Hazel is the tree of wisdom in the British and Irish tradition, and the mechanism by which wisdom is transmitted is precise and peculiar: nine hazel trees grow above the Well of Wisdom at the source of all rivers, and their nuts fall into the water and are eaten by a salmon, which absorbs the knowledge contained in each nut. Whoever catches that salmon and eats it — or presses a thumb to its cooking skin and licks the burn — gains all wisdom instantly. The story is ancient enough that no original version survives; what survives is the consistent detail: it is always hazelnuts, always a salmon, always a burn on the thumb. Hazel was the tree whose forked branches were used for water-divining, for pointing at the invisible and finding it true.

Botanical Notes

A multi-stemmed, deciduous shrub or small tree reaching 3–6 metres when allowed to grow freely, commonly coppiced to ground level and resprouting in dense, straight poles. Leaves are rounded with a pointed tip and doubly toothed. Male flowers are the familiar pale yellow lamb's tail catkins of late winter; tiny, red female flowers appear on the same stem in February to March. Nuts are round to ovoid, enclosed in a ragged green bract, ripening in September to October. Common in hedgerows, mixed woodland, and woodland edge throughout Europe; one of the primary understorey trees of ancient mixed woodland.
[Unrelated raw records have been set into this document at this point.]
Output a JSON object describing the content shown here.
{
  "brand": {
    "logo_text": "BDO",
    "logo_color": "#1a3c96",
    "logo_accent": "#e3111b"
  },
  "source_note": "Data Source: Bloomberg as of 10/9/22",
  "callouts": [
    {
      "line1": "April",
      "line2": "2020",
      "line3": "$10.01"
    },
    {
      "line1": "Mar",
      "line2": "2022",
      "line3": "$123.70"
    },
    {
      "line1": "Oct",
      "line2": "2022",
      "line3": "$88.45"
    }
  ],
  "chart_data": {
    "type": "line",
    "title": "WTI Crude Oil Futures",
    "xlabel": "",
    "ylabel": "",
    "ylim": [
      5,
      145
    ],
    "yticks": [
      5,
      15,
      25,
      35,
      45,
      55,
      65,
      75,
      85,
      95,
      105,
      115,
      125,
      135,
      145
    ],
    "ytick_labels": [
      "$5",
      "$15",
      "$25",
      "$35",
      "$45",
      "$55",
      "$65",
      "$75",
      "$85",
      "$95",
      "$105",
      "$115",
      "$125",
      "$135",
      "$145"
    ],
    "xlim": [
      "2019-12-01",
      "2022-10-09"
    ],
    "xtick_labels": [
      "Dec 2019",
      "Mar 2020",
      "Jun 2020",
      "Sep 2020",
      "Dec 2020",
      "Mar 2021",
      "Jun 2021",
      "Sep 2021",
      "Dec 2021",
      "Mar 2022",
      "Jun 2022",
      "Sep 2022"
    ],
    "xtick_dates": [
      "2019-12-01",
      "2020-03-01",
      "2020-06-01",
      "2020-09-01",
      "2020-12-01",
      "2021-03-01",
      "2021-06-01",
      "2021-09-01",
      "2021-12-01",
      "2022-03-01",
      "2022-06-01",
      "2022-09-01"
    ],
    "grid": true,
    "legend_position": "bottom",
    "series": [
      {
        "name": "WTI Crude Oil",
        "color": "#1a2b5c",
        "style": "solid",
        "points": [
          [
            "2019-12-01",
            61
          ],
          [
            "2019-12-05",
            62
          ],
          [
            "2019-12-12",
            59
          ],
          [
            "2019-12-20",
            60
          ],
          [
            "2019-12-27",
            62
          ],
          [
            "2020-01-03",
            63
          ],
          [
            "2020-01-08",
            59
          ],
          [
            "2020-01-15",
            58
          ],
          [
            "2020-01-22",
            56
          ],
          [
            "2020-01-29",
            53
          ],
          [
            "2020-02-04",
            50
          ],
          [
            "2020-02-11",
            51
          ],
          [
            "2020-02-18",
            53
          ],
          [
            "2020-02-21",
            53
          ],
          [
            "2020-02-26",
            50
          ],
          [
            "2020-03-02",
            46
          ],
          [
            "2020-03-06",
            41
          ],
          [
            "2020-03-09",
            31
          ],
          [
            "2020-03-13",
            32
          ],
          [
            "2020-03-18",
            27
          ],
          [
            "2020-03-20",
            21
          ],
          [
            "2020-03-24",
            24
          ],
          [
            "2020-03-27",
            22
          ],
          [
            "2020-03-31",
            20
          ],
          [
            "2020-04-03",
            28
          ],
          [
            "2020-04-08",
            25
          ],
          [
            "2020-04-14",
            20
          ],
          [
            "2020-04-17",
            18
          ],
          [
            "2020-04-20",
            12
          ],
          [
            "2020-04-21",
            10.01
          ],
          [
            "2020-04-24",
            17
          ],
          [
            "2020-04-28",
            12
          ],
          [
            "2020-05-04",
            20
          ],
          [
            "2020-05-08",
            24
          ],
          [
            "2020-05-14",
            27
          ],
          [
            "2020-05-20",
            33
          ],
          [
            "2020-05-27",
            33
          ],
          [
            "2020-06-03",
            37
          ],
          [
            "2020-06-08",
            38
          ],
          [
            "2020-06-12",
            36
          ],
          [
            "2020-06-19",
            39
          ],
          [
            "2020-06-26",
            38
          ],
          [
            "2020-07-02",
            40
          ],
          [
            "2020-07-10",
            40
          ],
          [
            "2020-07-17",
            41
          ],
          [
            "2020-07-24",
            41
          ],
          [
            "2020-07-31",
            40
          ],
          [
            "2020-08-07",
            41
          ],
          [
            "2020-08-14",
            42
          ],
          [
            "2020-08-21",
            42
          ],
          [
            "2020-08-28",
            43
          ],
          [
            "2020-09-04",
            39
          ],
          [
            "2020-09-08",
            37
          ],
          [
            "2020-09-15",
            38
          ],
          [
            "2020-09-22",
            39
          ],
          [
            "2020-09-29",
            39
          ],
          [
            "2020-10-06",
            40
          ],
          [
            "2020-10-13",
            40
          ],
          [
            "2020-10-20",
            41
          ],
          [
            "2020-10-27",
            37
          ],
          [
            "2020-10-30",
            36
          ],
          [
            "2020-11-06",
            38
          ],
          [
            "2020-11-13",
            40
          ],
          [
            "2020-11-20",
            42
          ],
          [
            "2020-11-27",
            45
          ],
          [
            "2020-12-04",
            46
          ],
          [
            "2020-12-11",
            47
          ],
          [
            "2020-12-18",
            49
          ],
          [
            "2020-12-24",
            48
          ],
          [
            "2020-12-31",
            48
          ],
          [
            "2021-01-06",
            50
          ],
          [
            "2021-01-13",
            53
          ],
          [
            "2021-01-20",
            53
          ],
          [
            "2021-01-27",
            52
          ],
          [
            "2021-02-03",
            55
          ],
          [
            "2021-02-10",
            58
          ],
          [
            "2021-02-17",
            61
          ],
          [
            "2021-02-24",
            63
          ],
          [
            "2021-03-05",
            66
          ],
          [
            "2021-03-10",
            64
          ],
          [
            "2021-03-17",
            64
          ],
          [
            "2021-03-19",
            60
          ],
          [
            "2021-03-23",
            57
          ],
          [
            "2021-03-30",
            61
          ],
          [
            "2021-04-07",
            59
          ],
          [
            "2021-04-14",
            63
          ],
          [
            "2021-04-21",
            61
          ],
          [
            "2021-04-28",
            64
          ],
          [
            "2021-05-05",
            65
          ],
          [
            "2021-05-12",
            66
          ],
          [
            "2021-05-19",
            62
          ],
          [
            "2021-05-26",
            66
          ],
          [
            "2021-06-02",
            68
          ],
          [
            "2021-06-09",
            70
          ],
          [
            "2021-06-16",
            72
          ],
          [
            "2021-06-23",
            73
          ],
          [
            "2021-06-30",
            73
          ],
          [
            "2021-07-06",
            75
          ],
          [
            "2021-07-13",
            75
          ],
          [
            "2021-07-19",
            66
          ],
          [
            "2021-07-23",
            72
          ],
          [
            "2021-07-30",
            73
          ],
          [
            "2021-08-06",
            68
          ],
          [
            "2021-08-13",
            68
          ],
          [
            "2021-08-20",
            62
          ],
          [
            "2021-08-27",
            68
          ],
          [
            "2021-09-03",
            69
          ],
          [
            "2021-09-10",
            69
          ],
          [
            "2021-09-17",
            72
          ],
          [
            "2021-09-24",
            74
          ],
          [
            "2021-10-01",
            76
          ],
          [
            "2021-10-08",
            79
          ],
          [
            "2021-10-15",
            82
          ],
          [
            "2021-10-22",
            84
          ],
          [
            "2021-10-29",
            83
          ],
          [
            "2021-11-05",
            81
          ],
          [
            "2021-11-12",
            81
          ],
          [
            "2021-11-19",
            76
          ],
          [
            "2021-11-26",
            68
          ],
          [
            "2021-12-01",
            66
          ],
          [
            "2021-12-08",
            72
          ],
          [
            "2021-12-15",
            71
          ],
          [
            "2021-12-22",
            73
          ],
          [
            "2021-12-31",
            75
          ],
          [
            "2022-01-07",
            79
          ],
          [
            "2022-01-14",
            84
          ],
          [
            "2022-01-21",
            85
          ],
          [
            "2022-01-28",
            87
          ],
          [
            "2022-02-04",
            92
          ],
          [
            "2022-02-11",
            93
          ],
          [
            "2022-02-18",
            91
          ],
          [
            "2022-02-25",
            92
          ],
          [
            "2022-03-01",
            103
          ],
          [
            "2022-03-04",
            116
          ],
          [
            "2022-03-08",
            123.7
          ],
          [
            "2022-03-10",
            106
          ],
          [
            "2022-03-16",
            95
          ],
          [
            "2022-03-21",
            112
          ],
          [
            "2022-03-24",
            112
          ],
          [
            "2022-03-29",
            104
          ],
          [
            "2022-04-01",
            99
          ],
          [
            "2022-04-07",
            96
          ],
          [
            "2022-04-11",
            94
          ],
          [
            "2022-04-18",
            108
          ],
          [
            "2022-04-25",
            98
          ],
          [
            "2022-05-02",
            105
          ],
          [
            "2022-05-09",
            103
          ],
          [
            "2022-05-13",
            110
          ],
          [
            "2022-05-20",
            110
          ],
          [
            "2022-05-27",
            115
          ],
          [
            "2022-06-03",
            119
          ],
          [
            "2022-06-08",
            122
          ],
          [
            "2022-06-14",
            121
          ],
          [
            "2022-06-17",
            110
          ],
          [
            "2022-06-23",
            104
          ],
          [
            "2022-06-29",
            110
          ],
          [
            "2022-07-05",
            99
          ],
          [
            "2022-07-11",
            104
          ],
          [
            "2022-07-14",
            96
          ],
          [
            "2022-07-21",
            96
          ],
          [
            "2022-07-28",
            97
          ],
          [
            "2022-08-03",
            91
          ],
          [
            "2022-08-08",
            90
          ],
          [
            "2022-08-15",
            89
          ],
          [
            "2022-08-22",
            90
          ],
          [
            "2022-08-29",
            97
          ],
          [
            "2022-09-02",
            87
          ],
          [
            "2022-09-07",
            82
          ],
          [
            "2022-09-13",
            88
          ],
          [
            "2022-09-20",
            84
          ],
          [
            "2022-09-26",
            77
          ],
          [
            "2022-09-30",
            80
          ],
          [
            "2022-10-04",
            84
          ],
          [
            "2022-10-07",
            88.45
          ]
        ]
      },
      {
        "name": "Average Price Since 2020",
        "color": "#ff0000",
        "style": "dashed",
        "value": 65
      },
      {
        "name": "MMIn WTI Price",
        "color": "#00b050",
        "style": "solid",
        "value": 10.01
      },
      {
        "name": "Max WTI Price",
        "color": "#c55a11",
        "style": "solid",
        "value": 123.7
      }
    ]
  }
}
Nuts are high in oils and protein; hazel was a major food source for hunter-gatherer populations in Britain.

Lore & History

Hazel rods were the traditional material for water-divining — the forked branch pulled down toward hidden water or metal. This practice, recorded in sixteenth-century texts, persists in some form to the present day; controlled experiments have not supported a mechanism beyond the ideomotor effect, but the tradition predates any expectation of a mechanism. In Irish mythology, the hazel is the tree of Fionn mac Cumhaill — it was salmon flesh that gave him his wisdom, and hazelnuts that gave the salmon theirs. In the besom-broom tradition, hazel provides the binding withs — the twisted osiers or hazel strips that hold the birch together. Hazel nuts harvested at Samhain were used in divination: nuts named for two parties were placed in the fire, and the way they burned — together or apart — told the future of the relationship.

Warnings

Safe. Hazel nuts are a common allergen — hazel pollen is a primary cause of hay fever, and those with hazel pollen allergy often experience oral allergy syndrome with raw hazelnuts (tingling, swelling in the mouth). Cooking the nuts destroys the cross-reactive proteins. Otherwise among the most benign plants in the archive.